During a regular news conference on July 15, Education, Culture, Sports, Science and Technology Minister Yoshiaki Takaki was asked about the future of the government's Monju prototype fast-breeder reactor in Fukui Prefecture. He replied, "Rather than discuss it in simplistic terms of scrapping or keeping it, let's just say the answer lies in the government's overall energy policy."
When his remarks were interpreted to mean that discontinuing the Monju project was an option being considered by the government, a testy Takaki called another news conference later that day. "I never said anything about discontinuing the project," he asserted. "Nobody should be jumping to conclusions."
But given the unprecedented gravity of the March meltdowns and Prime Minister Naoto Kan's recent call for a society that relies less on nuclear energy, it is only reasonable to assume that the government intends to radically review the Monju project.
Fast-breeder reactors (FBRs) are "dream reactors" that run and fast-breed their plutonium fuel using plutonium, thereby maintaining a nuclear fuel cycle.
In the past, many countries sought to perfect this nuclear fuel cycle.

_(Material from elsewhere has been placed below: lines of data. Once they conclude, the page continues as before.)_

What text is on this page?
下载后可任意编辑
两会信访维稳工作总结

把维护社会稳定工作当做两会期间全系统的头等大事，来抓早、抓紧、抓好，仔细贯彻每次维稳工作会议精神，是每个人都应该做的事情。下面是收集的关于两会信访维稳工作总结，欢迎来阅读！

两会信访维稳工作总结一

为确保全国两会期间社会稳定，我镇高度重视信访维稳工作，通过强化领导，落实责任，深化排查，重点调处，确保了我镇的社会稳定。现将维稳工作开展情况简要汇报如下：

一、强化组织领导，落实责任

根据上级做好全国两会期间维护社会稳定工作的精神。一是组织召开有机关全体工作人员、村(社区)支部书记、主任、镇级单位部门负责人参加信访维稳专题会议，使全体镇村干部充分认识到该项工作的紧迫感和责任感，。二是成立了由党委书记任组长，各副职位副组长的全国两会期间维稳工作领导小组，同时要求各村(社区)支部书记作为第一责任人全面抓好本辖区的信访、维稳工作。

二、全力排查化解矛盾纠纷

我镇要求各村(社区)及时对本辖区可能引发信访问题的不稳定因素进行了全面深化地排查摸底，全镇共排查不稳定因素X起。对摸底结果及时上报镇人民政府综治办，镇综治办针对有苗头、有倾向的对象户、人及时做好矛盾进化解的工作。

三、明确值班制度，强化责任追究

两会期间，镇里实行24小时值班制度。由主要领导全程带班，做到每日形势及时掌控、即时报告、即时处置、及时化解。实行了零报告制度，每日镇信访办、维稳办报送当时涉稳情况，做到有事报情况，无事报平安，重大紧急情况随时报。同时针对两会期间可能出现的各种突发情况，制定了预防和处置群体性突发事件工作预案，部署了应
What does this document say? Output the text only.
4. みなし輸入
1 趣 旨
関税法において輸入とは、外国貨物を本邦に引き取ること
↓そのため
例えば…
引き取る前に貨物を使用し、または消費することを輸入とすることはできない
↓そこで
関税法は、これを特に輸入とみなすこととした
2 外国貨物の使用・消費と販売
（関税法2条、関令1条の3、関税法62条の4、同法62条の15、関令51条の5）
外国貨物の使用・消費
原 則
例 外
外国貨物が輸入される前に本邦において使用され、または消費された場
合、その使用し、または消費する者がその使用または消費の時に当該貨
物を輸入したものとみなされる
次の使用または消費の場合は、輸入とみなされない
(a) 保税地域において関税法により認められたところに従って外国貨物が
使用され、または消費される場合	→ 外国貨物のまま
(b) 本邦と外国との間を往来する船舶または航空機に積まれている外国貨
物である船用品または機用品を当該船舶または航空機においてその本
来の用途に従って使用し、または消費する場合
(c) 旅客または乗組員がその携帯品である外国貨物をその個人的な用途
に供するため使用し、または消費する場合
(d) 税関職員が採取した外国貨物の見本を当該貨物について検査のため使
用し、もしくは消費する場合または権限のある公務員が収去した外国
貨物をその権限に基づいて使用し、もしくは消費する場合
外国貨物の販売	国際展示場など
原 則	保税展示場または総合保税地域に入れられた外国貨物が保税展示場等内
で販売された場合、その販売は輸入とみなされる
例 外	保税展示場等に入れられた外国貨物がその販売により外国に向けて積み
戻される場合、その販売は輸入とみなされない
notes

But the United States and other European countries have practically given it up for cost and technical reasons, as well as out of concern for nuclear proliferation issues that might arise from the use of plutonium.
Japan's Monju project has experienced repeated delays. In the 1970s, the government expected the FBR to be commercialized "between 1995 and 2005." But according to the current nuclear energy policy guideline, the target is "by around 2050."
Soon after its startup, the Monju leaked its sodium coolant in December 1995. The reactor has remained practically idle ever since, but more than 900 billion yen ($11.37 billion) has been sunk into the project so far. And it costs 55 million yen a day just to maintain it.
Since Monju is a prototype reactor, it is to be followed by a demonstration reactor and then a commercial reactor. But nothing has been decided as to who will be primarily responsible for the construction of the demonstrator reactor, and the latter will be of a different type from the Monju anyway. There are no prospects of commercialization.
In the history of Japan's nuclear development, the Monju symbolized domestic development when all light-water reactors were imports.
Sodium, which the Monju uses as a coolant, is difficult to control because it can cause an explosion when it reacts with water. It is a highly dangerous substance if an accident does occur.
In one of our special editorials that ran on July 13 in the vernacular Asahi Shimbun, we demanded that the government discontinue its nuclear fuel cycle program. There is little point now in continuing to spend billions of yen on the development of FBRs. We believe it is time to abandon the project and decommission the Monju.
Once we are through with FBRs, we should radically review the current system of extraction and reprocessing of spent plutonium fuel.